The Chupacabra is perhaps the most famous ‘modern’ cryptid, sort of a new kid on the block next to Bigfoot and the Loch Ness monster, with stories of the creature only coming into vogue in the last two and half decades or so. In his book “Tracking the Chupacabra: The Vampire Beast in Fact, Fiction and Folklore” author Benjamin Radford does an excellent job investigating the creature, its origins and its affect on pop culture.
Radford opens the book with a run down of the origins of the Chupacabra mystery before describing the folklore surrounding the creature. Radford settles on the Chupacabra essentially being a vampire and stories of the creature stemming from vampire lore, and radford does a fascinating job describing a history of old world and new world vampires. He also throughly investigates and analyzes the place of Chupacabra in the both the Spanish speaking and English speaking worlds.

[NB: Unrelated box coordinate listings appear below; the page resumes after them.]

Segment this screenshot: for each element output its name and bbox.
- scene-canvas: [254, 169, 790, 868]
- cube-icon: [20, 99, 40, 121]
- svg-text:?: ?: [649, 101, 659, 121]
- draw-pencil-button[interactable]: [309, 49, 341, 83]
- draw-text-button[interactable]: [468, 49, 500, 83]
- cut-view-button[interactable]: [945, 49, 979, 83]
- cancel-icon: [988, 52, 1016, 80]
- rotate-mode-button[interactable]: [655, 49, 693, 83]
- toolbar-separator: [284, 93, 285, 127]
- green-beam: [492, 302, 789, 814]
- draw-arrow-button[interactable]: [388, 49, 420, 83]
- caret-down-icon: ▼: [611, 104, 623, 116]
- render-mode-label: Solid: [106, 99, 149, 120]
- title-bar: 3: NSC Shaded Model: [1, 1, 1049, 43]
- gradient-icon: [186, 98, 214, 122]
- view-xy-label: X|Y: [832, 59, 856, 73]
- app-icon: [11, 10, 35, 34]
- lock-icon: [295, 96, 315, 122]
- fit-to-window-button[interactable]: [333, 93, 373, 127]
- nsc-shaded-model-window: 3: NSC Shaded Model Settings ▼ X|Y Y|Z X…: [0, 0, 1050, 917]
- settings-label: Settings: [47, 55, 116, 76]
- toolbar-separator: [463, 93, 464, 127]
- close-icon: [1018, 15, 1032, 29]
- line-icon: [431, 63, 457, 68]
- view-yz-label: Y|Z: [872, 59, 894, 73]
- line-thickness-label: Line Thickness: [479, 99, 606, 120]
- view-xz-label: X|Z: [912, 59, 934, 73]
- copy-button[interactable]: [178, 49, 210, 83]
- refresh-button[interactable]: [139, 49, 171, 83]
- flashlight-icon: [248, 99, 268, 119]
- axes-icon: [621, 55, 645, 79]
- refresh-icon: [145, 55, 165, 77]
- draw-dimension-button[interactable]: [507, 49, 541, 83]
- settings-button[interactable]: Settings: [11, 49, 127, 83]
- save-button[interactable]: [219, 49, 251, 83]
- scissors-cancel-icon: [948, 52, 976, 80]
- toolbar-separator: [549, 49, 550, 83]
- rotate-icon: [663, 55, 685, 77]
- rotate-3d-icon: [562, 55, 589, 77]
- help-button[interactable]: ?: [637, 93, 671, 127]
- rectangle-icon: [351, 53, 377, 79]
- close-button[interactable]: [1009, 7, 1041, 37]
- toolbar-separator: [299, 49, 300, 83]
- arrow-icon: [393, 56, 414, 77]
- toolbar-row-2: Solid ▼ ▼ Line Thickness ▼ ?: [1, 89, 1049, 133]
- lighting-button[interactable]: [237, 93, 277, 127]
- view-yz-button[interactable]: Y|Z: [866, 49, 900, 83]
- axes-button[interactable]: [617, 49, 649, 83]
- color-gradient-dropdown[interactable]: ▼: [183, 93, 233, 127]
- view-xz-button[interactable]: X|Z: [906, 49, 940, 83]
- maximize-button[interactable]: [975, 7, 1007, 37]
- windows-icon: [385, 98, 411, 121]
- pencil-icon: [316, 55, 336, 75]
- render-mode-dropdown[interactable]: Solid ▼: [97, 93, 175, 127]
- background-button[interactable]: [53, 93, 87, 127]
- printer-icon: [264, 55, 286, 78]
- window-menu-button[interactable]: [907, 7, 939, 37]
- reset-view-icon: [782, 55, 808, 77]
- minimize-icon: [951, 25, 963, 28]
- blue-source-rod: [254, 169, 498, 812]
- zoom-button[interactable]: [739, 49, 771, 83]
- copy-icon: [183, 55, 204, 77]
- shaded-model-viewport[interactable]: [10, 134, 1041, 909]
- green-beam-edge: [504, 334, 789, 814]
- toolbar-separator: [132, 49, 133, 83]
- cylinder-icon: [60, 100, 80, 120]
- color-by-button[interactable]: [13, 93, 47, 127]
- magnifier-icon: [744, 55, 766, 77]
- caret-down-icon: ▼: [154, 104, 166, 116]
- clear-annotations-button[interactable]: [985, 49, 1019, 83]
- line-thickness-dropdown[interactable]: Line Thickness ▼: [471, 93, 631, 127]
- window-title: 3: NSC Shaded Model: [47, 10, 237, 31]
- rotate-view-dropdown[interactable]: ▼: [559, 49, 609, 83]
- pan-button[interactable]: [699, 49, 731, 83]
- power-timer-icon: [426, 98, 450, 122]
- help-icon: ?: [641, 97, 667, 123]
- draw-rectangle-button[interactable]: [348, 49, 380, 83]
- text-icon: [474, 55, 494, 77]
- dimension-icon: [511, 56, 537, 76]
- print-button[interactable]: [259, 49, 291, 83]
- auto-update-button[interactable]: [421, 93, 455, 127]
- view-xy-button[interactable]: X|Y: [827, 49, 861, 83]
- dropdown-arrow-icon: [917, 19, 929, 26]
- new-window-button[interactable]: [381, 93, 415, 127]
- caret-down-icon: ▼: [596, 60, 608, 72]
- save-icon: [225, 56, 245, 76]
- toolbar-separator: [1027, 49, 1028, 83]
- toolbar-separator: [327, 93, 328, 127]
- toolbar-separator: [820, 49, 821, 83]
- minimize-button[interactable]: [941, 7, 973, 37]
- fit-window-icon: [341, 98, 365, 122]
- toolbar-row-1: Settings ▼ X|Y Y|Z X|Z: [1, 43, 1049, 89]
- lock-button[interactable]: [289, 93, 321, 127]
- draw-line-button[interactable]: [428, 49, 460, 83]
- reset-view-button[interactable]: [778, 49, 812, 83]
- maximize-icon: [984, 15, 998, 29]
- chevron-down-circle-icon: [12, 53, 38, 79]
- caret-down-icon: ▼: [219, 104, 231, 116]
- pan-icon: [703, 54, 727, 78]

Radford also devotes a portion to the book to the search for the chupacabra, but where many authors and armchair investigators would be content to analyze the searches and results conducted and retrieved by others,(Which Radford does as well) Radford actually goes to investigate for himself. Radford spent some time searching for the creature in Nicaragua, a region known for more recent sightings of the mystery creature. He throughly outlines and describes his experiences searching for the creature and his time in the jungle. Radford approaches all of his investigations from a grounded,rational and fair point of view.
“Tracking the Chupacabra” aims to not only track the creature, but also to attempt o solve the mystery. Radford is a skeptic, but approaches the topic with an open mind, always asking the question “What is this thing, and what else could it be?” Before jumping to the conclusion that its a mystery creature with no analogues in the fossil record or contemporaries in the animal kingdom. He points out problems in logic, and guides the reader through his thought process rather than just dismissing the subject. In reading the book one gets the feeling that Radford really did give the creature’s existence a fair shake, walks the reader through his investigation and outlines how it works. Radford is also transparent about how he comes to his conclusions about the Chupacabra.
I am a fairly skeptical person, and I am definitely prone to dismissing things I find absurd out of hand, which is not always popular in the Cryptozoology community. It could be easy for Cryptozoology fans to assume that Benjamin Radford, the managing editor for the Skeptical Inquirer and research fellow at “Committee for Skeptical Inquiry” is not going to give the Chupacabra and its existence the time of day, but my read of the book outlining his 5 year investigation is just the opposite. He takes all the tools he has as an investigator and asks difficult questions, tracks down primary sources, and analyzes the effect the creature has had on society. The book “Tracking the Chupacabra” is one hundred percent worth the read and time spent for anyone interested in the Chupacabra phenomenon.